Trump’s negotiating style and the problem of “cards”
Trump’s worldview is overtly transactional. In his own framing, international politics resembles a card game where leverage, not goodwill, determines outcomes. In this schema, China alone appears to hold a strong hand, owing to its dominance over rare earths, magnets, and critical supply chains. This asymmetry explains Trump’s deferential tone towards President Xi Jinping and his openness to a prospective “grand bargain” with Beijing.
For India, the implication is stark: supplication without leverage risks not accommodation, but marginalisation. Recent experiences of several European allies underscore how quickly respect can erode in such interactions.
Taiwan, China, and the hollowing of the Indo-Pacific idea
Trump’s remarks suggesting that Taiwan’s fate is largely for China to decide—tempered only by his claim that he would be “unhappy” in the event of an invasion—signal a potential dilution of US commitments in East Asia. This posture unnerves US allies like Japan and casts doubt on the credibility of the broader Indo-Pacific strategy, within which India has been a central pillar.
The likely casualty of this shift is the Quadrilateral Security Dialogue, or Quad. Gor’s casual remark that a Trump visit to India may happen only in a “year or two” reinforces the perception that the Quad no longer figures prominently in Washington’s immediate priorities.

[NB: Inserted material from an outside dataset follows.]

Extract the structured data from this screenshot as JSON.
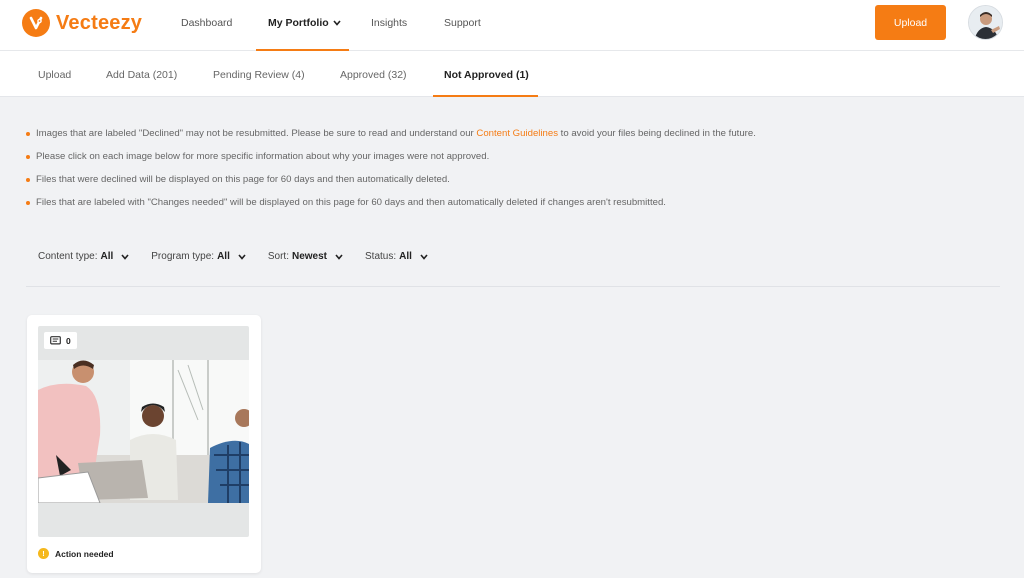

From momentum to malaise in India–US relations
For nearly 25 years, India–US ties followed a broadly upward trajectory, cutting across party lines in both capitals. That arc now appears flattened. Rhetorical reassurances from the US embassy and symbolic gestures—such as India’s belated inclusion in the US-led Pax Silica initiative—have not offset deeper strategic drift.
Compounding this is the growing hostility faced by Indian-Americans and expatriates in the US, which risks generating reciprocal anti-American sentiment in India and further complicating bilateral management.
What still holds the relationship together
Despite the chill at the strategic level, functional cooperation remains resilient:
- Defence and military-to-military engagement continue largely unhindered.
- Counter-terrorism coordination remains strong.
- Scientific and technological collaboration is intact.
India’s large market and its role as a critical source of high-end manpower for US technology giants constitute a form of leverage. Trump’s dependence on the tacit support of these companies may be one of the few factors that restrains a sharper downturn.
Misplaced assumptions after Trump’s return
Trump’s inauguration in January 2025 was initially welcomed in New Delhi, buoyed by assumptions of ideological affinity and personal rapport. Prime Minister Modi’s early visit to Washington, and the prompt meeting of Quad foreign ministers convened by Secretary of State Marco Rubio, seemed to confirm continuity.
Those assumptions have since unravelled. Speculation that Trump felt personally slighted—over the lack of acknowledgment of his claimed role in India–Pakistan de-escalation or the absence of a Nobel Peace Prize nomination—may explain some irritants. But such pique is at best a trigger, not the underlying cause.
The deeper driver: shifting global power balances
The real source of change lies in structural geopolitics: the relative decline of US power vis-à-vis China and Washington’s attempt to recalibrate its global role. A Cold War 2.0 appears increasingly likely, though unlike the earlier version, it will blend confrontation with selective collusion between the two superpowers.
In such a world, India cannot rely on assumptions of automatic strategic convergence with the US.
What to note for Prelims?
- Quad (India, US, Japan, Australia) and its objectives.
- Indo-Pacific strategy and its relevance for India.
- US–China competition and rare earth dominance.
- Role of Indian diaspora in India–US relations.
What to note for Mains?
- Critically analyse the changing trajectory of India–US relations in the context of global power shifts.
- Discuss the implications of a diluted US Indo-Pacific commitment for India’s strategic autonomy.
- Examine how India can leverage economic and technological strengths amid great power rivalry.
- Assess lessons from the Cold War for India’s contemporary foreign policy choices.